There have been numerous reports on the tumor downstaging approaches. However, these data are limited by the small number of patients and/or the use of varying downstaging protocols [17-23]. HCC progression in the patients being on waiting list for LTx was found to be an important prognostic factor. It was observed that tumor recurrence after LTx increased from 12% in the patients remaining within MC (either spontaneously or following bridging therapy), to 45% for those with tumor progression beyond the MC [24, 25]. Different criteria were developed to assess the response of HCC to LRT, with mRECIST assessment criteria being the commonly adopted [23, 26-29].

Morphological HCC criteria including TTV >115 cm3, or being within MC parameters were not shown to significantly influence post-LTx outcome in our HCC patients. Meanwhile, poor tumor differentiation and presence of lymphatic microvascular invasion proved to exert statistically significant influence upon patient survival and HCC recurrence. This finding highlights the importance of biological factors versus morphological variables in determining long-term outcomes following LTx.

Multiplicity of criteria for LTx might partially demonstrate insufficiency of tumor morphologic criteria alone to precise prediction of post-LTx outcomes. The current staging systems for HCC consider only gross tumor morphology. Tumor size and volume appear to reflect the more sufficient biological features of malignancies. Jonas et al. found that tumor diameter and number of HCC lesions in association with pathologic tumor grade predicted the presence of vascular invasion only in HCC lesions >5 cm [13, 15]. Moreover, molecular subtyping appears to be a useful approach to more individualized management of malignant tumors in general, this is also true in the context of HCC. Various studies concentrate now on genetic profiling of HCC lesions. E.g., Marsh et al. investigated DNA mutations in HCC lesions and found the fractional allelic loss (FAI, an index of mutation accumulation), and vascular invasion were the strongest predictors of tumor-free survival [14, 15].
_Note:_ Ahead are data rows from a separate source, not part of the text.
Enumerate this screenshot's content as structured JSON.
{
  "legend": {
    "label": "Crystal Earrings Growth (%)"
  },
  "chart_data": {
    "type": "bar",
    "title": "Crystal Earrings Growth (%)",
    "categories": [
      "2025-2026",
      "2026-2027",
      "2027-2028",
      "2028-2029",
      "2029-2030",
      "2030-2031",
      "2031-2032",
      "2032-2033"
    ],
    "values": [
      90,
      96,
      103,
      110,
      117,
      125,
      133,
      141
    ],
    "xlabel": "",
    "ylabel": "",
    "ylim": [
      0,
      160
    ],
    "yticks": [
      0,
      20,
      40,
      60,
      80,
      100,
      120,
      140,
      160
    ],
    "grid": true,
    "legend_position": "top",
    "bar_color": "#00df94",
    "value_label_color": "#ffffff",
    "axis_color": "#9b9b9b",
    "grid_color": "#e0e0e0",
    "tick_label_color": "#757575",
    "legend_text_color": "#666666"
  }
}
Downstaging LRT was used to reverse HCC patients to the clinical stage fitting Milan criteria. This strategy proved to be successful in more than 75% of cases; 23.6% were not considered a successful downstaging, due to persistence of stable or progressing disease, according to mRECIST criteria.

The patients successfully downstaged to the condition within MC showed the rates of overall and recurrence-free survival comparable to the patients who corresponded to Milan criteria, being transplanted without initial LRT. In the light of organ shortage, LRT offers an opportunity to downstage HCC to clinical stage within MC, along with selection of more biologically favorable tumors.
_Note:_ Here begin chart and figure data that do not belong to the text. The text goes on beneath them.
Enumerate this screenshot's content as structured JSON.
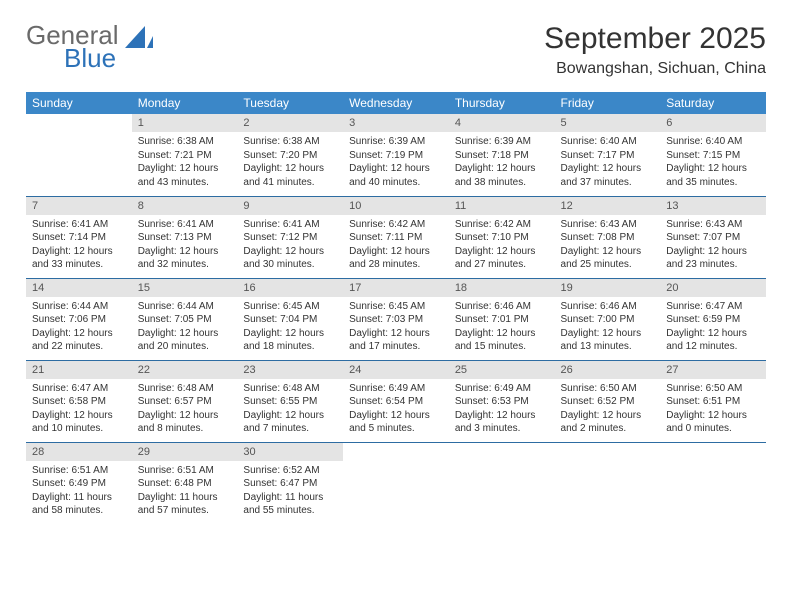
{
  "logo": {
    "word1": "General",
    "word2": "Blue"
  },
  "title": {
    "month": "September 2025",
    "location": "Bowangshan, Sichuan, China"
  },
  "colors": {
    "header_bg": "#3b87c8",
    "header_text": "#ffffff",
    "row_divider": "#2d6ca2",
    "daynum_bg": "#e4e4e4",
    "logo_gray": "#6a6a6a",
    "logo_blue": "#2d72b8",
    "sail_fill": "#2d72b8"
  },
  "daysOfWeek": [
    "Sunday",
    "Monday",
    "Tuesday",
    "Wednesday",
    "Thursday",
    "Friday",
    "Saturday"
  ],
  "weeks": [
    [
      {
        "n": "",
        "sr": "",
        "ss": "",
        "dl": ""
      },
      {
        "n": "1",
        "sr": "Sunrise: 6:38 AM",
        "ss": "Sunset: 7:21 PM",
        "dl": "Daylight: 12 hours and 43 minutes."
      },
      {
        "n": "2",
        "sr": "Sunrise: 6:38 AM",
        "ss": "Sunset: 7:20 PM",
        "dl": "Daylight: 12 hours and 41 minutes."
      },
      {
        "n": "3",
        "sr": "Sunrise: 6:39 AM",
        "ss": "Sunset: 7:19 PM",
        "dl": "Daylight: 12 hours and 40 minutes."
      },
      {
        "n": "4",
        "sr": "Sunrise: 6:39 AM",
        "ss": "Sunset: 7:18 PM",
        "dl": "Daylight: 12 hours and 38 minutes."
      },
      {
        "n": "5",
        "sr": "Sunrise: 6:40 AM",
        "ss": "Sunset: 7:17 PM",
        "dl": "Daylight: 12 hours and 37 minutes."
      },
      {
        "n": "6",
        "sr": "Sunrise: 6:40 AM",
        "ss": "Sunset: 7:15 PM",
        "dl": "Daylight: 12 hours and 35 minutes."
      }
    ],
    [
      {
        "n": "7",
        "sr": "Sunrise: 6:41 AM",
        "ss": "Sunset: 7:14 PM",
        "dl": "Daylight: 12 hours and 33 minutes."
      },
      {
        "n": "8",
        "sr": "Sunrise: 6:41 AM",
        "ss": "Sunset: 7:13 PM",
        "dl": "Daylight: 12 hours and 32 minutes."
      },
      {
        "n": "9",
        "sr": "Sunrise: 6:41 AM",
        "ss": "Sunset: 7:12 PM",
        "dl": "Daylight: 12 hours and 30 minutes."
      },
      {
        "n": "10",
        "sr": "Sunrise: 6:42 AM",
        "ss": "Sunset: 7:11 PM",
        "dl": "Daylight: 12 hours and 28 minutes."
      },
      {
        "n": "11",
        "sr": "Sunrise: 6:42 AM",
        "ss": "Sunset: 7:10 PM",
        "dl": "Daylight: 12 hours and 27 minutes."
      },
      {
        "n": "12",
        "sr": "Sunrise: 6:43 AM",
        "ss": "Sunset: 7:08 PM",
        "dl": "Daylight: 12 hours and 25 minutes."
      },
      {
        "n": "13",
        "sr": "Sunrise: 6:43 AM",
        "ss": "Sunset: 7:07 PM",
        "dl": "Daylight: 12 hours and 23 minutes."
      }
    ],
    [
      {
        "n": "14",
        "sr": "Sunrise: 6:44 AM",
        "ss": "Sunset: 7:06 PM",
        "dl": "Daylight: 12 hours and 22 minutes."
      },
      {
        "n": "15",
        "sr": "Sunrise: 6:44 AM",
        "ss": "Sunset: 7:05 PM",
        "dl": "Daylight: 12 hours and 20 minutes."
      },
      {
        "n": "16",
        "sr": "Sunrise: 6:45 AM",
        "ss": "Sunset: 7:04 PM",
        "dl": "Daylight: 12 hours and 18 minutes."
      },
      {
        "n": "17",
        "sr": "Sunrise: 6:45 AM",
        "ss": "Sunset: 7:03 PM",
        "dl": "Daylight: 12 hours and 17 minutes."
      },
      {
        "n": "18",
        "sr": "Sunrise: 6:46 AM",
        "ss": "Sunset: 7:01 PM",
        "dl": "Daylight: 12 hours and 15 minutes."
      },
      {
        "n": "19",
        "sr": "Sunrise: 6:46 AM",
        "ss": "Sunset: 7:00 PM",
        "dl": "Daylight: 12 hours and 13 minutes."
      },
      {
        "n": "20",
        "sr": "Sunrise: 6:47 AM",
        "ss": "Sunset: 6:59 PM",
        "dl": "Daylight: 12 hours and 12 minutes."
      }
    ],
    [
      {
        "n": "21",
        "sr": "Sunrise: 6:47 AM",
        "ss": "Sunset: 6:58 PM",
        "dl": "Daylight: 12 hours and 10 minutes."
      },
      {
        "n": "22",
        "sr": "Sunrise: 6:48 AM",
        "ss": "Sunset: 6:57 PM",
        "dl": "Daylight: 12 hours and 8 minutes."
      },
      {
        "n": "23",
        "sr": "Sunrise: 6:48 AM",
        "ss": "Sunset: 6:55 PM",
        "dl": "Daylight: 12 hours and 7 minutes."
      },
      {
        "n": "24",
        "sr": "Sunrise: 6:49 AM",
        "ss": "Sunset: 6:54 PM",
        "dl": "Daylight: 12 hours and 5 minutes."
      },
      {
        "n": "25",
        "sr": "Sunrise: 6:49 AM",
        "ss": "Sunset: 6:53 PM",
        "dl": "Daylight: 12 hours and 3 minutes."
      },
      {
        "n": "26",
        "sr": "Sunrise: 6:50 AM",
        "ss": "Sunset: 6:52 PM",
        "dl": "Daylight: 12 hours and 2 minutes."
      },
      {
        "n": "27",
        "sr": "Sunrise: 6:50 AM",
        "ss": "Sunset: 6:51 PM",
        "dl": "Daylight: 12 hours and 0 minutes."
      }
    ],
    [
      {
        "n": "28",
        "sr": "Sunrise: 6:51 AM",
        "ss": "Sunset: 6:49 PM",
        "dl": "Daylight: 11 hours and 58 minutes."
      },
      {
        "n": "29",
        "sr": "Sunrise: 6:51 AM",
        "ss": "Sunset: 6:48 PM",
        "dl": "Daylight: 11 hours and 57 minutes."
      },
      {
        "n": "30",
        "sr": "Sunrise: 6:52 AM",
        "ss": "Sunset: 6:47 PM",
        "dl": "Daylight: 11 hours and 55 minutes."
      },
      {
        "n": "",
        "sr": "",
        "ss": "",
        "dl": ""
      },
      {
        "n": "",
        "sr": "",
        "ss": "",
        "dl": ""
      },
      {
        "n": "",
        "sr": "",
        "ss": "",
        "dl": ""
      },
      {
        "n": "",
        "sr": "",
        "ss": "",
        "dl": ""
      }
    ]
  ]
}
Retrospective pattern and relatively small number are among the limitations of our study, thus requiring further studies to confirm such results and to define the role of LRT as a bridge for LTx, aiming for prevention of HCC progression while awaiting LTx.

The era of molecular HCC typing will soon have its influence on HCC management, and introduction of one or more biological markers to the HCC transplant criteria is one of the ways to improve its future therapy.


The overall results of LTx for HCC at our institution showed an excellent outcome. Presence of lymphatic vascular invasion and poor tumor differentiation are the main factors affecting the long-term post-LTx outcomes. This finding again highlights the importance of biological tumor criteria along with commonly adopted morphological criteria. LRT offers an opportunity to downstage HCC to the clinical state which fits MC, along with choosing more biologically favorable tumors. The successfully downstaged HCC patients who fitted MC, showed overall and recurrence-free survival rates comparable to those who were initially transplanted within MC and without LRT.

Conflict of interest

Authors have neither conflict of interest, nor financial issues to be disclosed.